Which Credit Score is Used Most?

Lenders use a variety of credit scores to make decisions about loan approval and pricing. FICO® Scores are the most widely used credit scores, but other credit scoring models exist. So, which credit score is used most?

Mortgage Lenders

For a conventional mortgage, lenders use what’s called the FICO score, developed by the Fair Isaac Corporation. Depending on the bureau they pull from, your credit score for a conventional loan can range anywhere from 620 to 750+.

FHA loans are available to borrowers with scores as low as 580, and VA loans offer benefits to veterans and active-duty service members with scores as low as 620.

For most other types of borrowing, lenders will focus on your middle score. So, if you have a FICO score of 700 from one bureau, a 690 from another, and a 680 from the third, your middle score is 690. That’s the one that will usually matter most for those other types of borrowing — including personal loans, auto loans, and credit cards.

Credit Card Companies

In the U.S., there are three major credit reporting agencies (CRAs) that compile and maintain credit reports: Equifax, Experian and TransUnion. Lenders report information to the CRAs, which uses that data to generate credit scores. The most common scoring model in use today is the FICO® Score 8, which was introduced in 2009.

FICO® Scores are used by 90% of top lenders, so it’s a good idea to know your score. You can get your FICO® Scores for free from Experian.

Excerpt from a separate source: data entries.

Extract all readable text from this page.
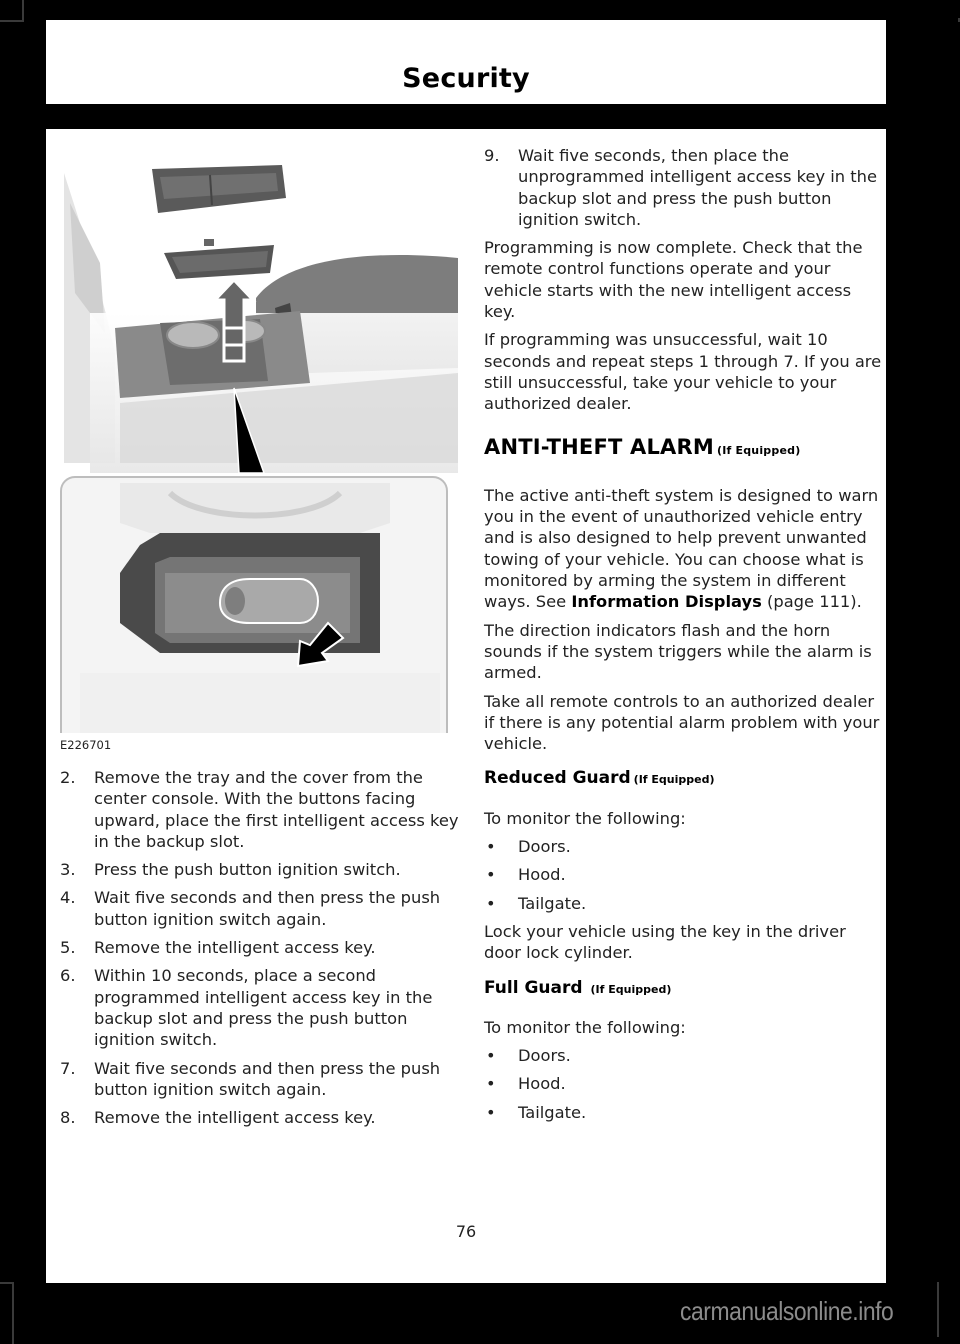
Security
E226701
2. Remove the tray and the cover from the center console. With the buttons facing upward, place the first intelligent access key in the backup slot.
3. Press the push button ignition switch.
4. Wait five seconds and then press the push button ignition switch again.
5. Remove the intelligent access key.
6. Within 10 seconds, place a second programmed intelligent access key in the backup slot and press the push button ignition switch.
7. Wait five seconds and then press the push button ignition switch again.
8. Remove the intelligent access key.
9. Wait five seconds, then place the unprogrammed intelligent access key in the backup slot and press the push button ignition switch.

Programming is now complete. Check that the remote control functions operate and your vehicle starts with the new intelligent access key.

If programming was unsuccessful, wait 10 seconds and repeat steps 1 through 7. If you are still unsuccessful, take your vehicle to your authorized dealer.

ANTI-THEFT ALARM (If Equipped)

The active anti-theft system is designed to warn you in the event of unauthorized vehicle entry and is also designed to help prevent unwanted towing of your vehicle. You can choose what is monitored by arming the system in different ways. See Information Displays (page 111).

The direction indicators flash and the horn sounds if the system triggers while the alarm is armed.

Take all remote controls to an authorized dealer if there is any potential alarm problem with your vehicle.

Reduced Guard (If Equipped)

To monitor the following:

• Doors.
• Hood.
• Tailgate.

Lock your vehicle using the key in the driver door lock cylinder.

Full Guard (If Equipped)

To monitor the following:

• Doors.
• Hood.
• Tailgate.
76
carmanualsonline.info
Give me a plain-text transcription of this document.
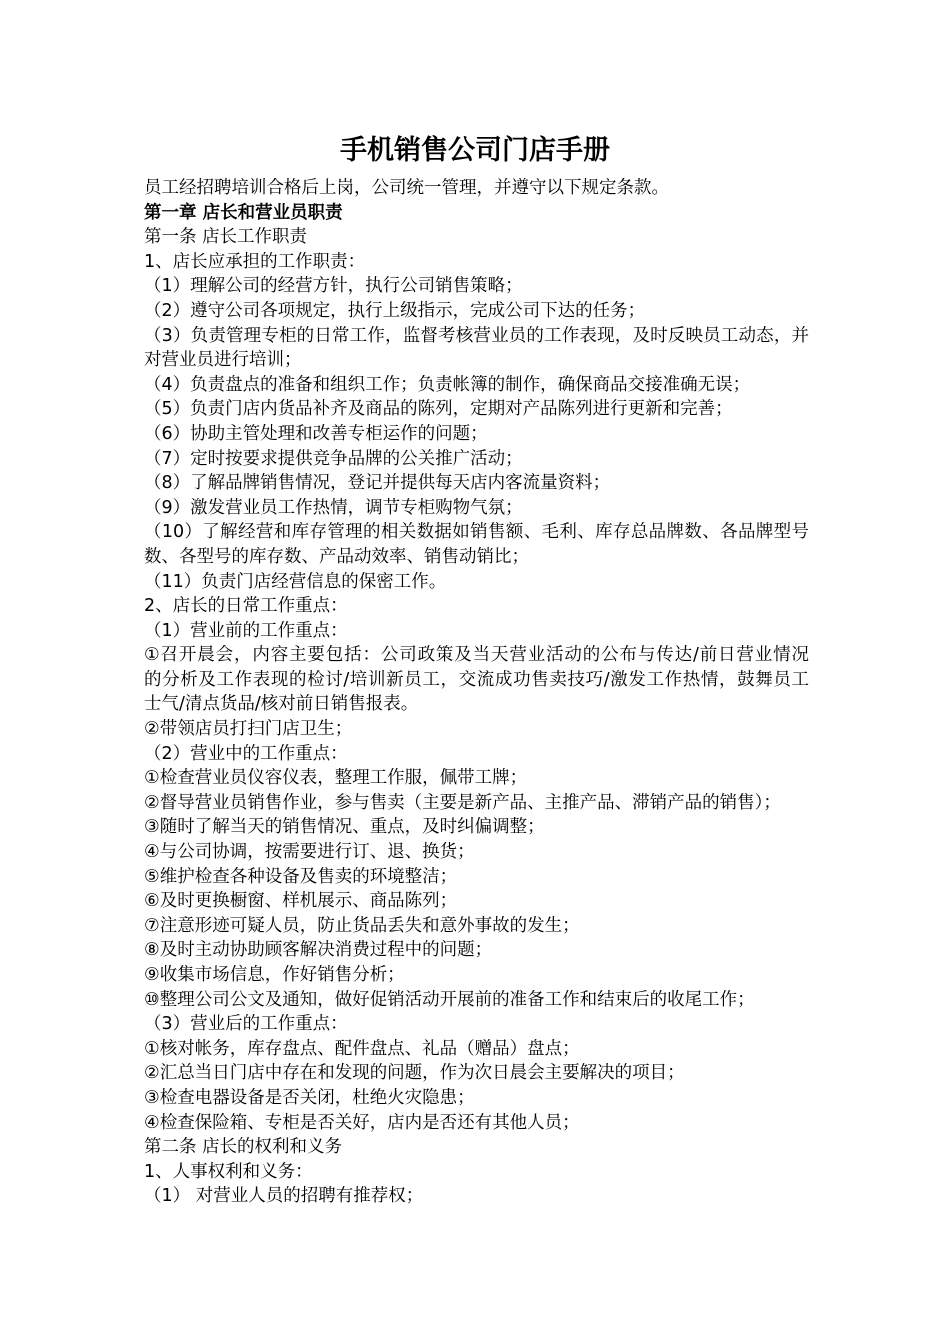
手机销售公司门店手册
员工经招聘培训合格后上岗，公司统一管理，并遵守以下规定条款。
第一章 店长和营业员职责
第一条 店长工作职责
1、店长应承担的工作职责：
（1）理解公司的经营方针，执行公司销售策略；
（2）遵守公司各项规定，执行上级指示，完成公司下达的任务；
（3）负责管理专柜的日常工作，监督考核营业员的工作表现，及时反映员工动态，并
对营业员进行培训；
（4）负责盘点的准备和组织工作；负责帐簿的制作，确保商品交接准确无误；
（5）负责门店内货品补齐及商品的陈列，定期对产品陈列进行更新和完善；
（6）协助主管处理和改善专柜运作的问题；
（7）定时按要求提供竞争品牌的公关推广活动；
（8）了解品牌销售情况，登记并提供每天店内客流量资料；
（9）激发营业员工作热情，调节专柜购物气氛；
（10）了解经营和库存管理的相关数据如销售额、毛利、库存总品牌数、各品牌型号
数、各型号的库存数、产品动效率、销售动销比；
（11）负责门店经营信息的保密工作。
2、店长的日常工作重点：
（1）营业前的工作重点：
①召开晨会，内容主要包括：公司政策及当天营业活动的公布与传达/前日营业情况
的分析及工作表现的检讨/培训新员工，交流成功售卖技巧/激发工作热情，鼓舞员工
士气/清点货品/核对前日销售报表。
②带领店员打扫门店卫生；
（2）营业中的工作重点：
①检查营业员仪容仪表，整理工作服，佩带工牌；
②督导营业员销售作业，参与售卖（主要是新产品、主推产品、滞销产品的销售）；
③随时了解当天的销售情况、重点，及时纠偏调整；
④与公司协调，按需要进行订、退、换货；
⑤维护检查各种设备及售卖的环境整洁；
⑥及时更换橱窗、样机展示、商品陈列；
⑦注意形迹可疑人员，防止货品丢失和意外事故的发生；
⑧及时主动协助顾客解决消费过程中的问题；
⑨收集市场信息，作好销售分析；
⑩整理公司公文及通知，做好促销活动开展前的准备工作和结束后的收尾工作；
（3）营业后的工作重点：
①核对帐务，库存盘点、配件盘点、礼品（赠品）盘点；
②汇总当日门店中存在和发现的问题，作为次日晨会主要解决的项目；
③检查电器设备是否关闭，杜绝火灾隐患；
④检查保险箱、专柜是否关好，店内是否还有其他人员；
第二条 店长的权利和义务
1、人事权利和义务：
（1） 对营业人员的招聘有推荐权；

Other scoring models have been developed by the CRAs–for example, Equifax’s BEACON® scores and TransUnion’s New Industry-Standard Premier Profile scores. However, these scoring models are not as widely used as the FICO® Score and may not be accepted by all lenders.

Auto Lenders

FICO® Auto Score 8
The FICO® Auto Score 8 is the scoring model used in 90% of auto lending decisions. It’s a tailored version of the generic FICO® Score that uses information from your credit report that’s specific to auto lending. This includes your repayment history on previous auto loans, the number of open accounts you have, the length of your credit history and other factors. You can get your FICO® Auto Score 8 through some auto lenders, or directly from myFICO.com.

Conclusion

It’s important to know which credit score is being used when you apply for a loan or credit card, so you can be sure it’s the right one.

For most loans, the FICO® Score 8 is the one that’s used. This is the newest version of the FICO® score, and it’s what you’re most likely to get when you check your score online.

For some types of loans, though, other scores are used. For example, auto loans often use the FICO® Auto Score 8, and loans for people with bad credit often use the VantageScore 3.0.

When you check your credit score, make sure you know which scoring model is being used so you can be sure it’s an accurate representation of your creditworthiness.